Fine-Grained Warmup-Stable-Decay (FG-WSD)

Updated 13 December 2025

FG-WSD is a family of schedulers that precisely controls the warmup, stable, and decay phases in large-scale transformer training.
It divides training into fine-tuned stages with explicit data curriculum adjustments to balance exploration and exploitation.
Empirical results demonstrate that FG-WSD achieves lower validation perplexity and improved performance on reasoning benchmarks.

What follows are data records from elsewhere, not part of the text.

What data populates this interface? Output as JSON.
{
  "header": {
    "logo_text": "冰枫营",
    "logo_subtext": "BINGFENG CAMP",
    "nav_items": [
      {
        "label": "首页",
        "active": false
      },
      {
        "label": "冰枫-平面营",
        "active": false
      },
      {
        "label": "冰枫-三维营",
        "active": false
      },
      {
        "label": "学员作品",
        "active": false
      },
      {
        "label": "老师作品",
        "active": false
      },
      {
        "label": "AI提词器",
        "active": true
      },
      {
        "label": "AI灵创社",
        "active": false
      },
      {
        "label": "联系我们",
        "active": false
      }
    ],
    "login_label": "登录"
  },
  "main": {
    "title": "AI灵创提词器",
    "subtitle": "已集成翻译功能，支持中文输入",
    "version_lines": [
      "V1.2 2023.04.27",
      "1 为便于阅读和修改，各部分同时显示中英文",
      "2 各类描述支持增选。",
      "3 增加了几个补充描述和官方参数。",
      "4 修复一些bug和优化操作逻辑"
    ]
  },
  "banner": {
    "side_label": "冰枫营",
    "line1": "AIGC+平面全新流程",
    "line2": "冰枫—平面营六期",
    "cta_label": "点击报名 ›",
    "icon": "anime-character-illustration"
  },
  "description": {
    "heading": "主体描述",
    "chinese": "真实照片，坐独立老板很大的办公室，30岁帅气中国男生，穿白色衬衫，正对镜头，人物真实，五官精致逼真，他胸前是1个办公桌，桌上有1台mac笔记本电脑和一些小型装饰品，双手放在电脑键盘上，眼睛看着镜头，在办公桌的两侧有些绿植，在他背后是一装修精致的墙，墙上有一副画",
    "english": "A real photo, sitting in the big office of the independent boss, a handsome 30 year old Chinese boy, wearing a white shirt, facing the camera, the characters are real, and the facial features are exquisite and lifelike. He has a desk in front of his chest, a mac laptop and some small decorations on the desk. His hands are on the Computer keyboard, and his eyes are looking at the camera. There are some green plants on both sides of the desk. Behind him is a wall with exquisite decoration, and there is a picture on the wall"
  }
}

Fine-Grained Warmup–Stable–Decay (FG-WSD) is a family of learning-rate and data-curriculum schedulers for large-scale neural network training, especially prominent in transformer-based LLMs. Built as an extension of the traditional Warmup–Stable–Decay (WSD) schedules, FG-WSD introduces explicit, tunable control over every phase—warmup, stable, decay/cooldown—and refines both the functional forms of the learning rate decay and the stagewise progression of data quality. Recent research has established FG-WSD as a near-optimal strategy under both theoretical scaling laws and empirical performance, particularly for reasoning-centric LLMs (Dremov et al., 2 Aug 2025, Yang et al., 6 Dec 2025, &&&2&&&).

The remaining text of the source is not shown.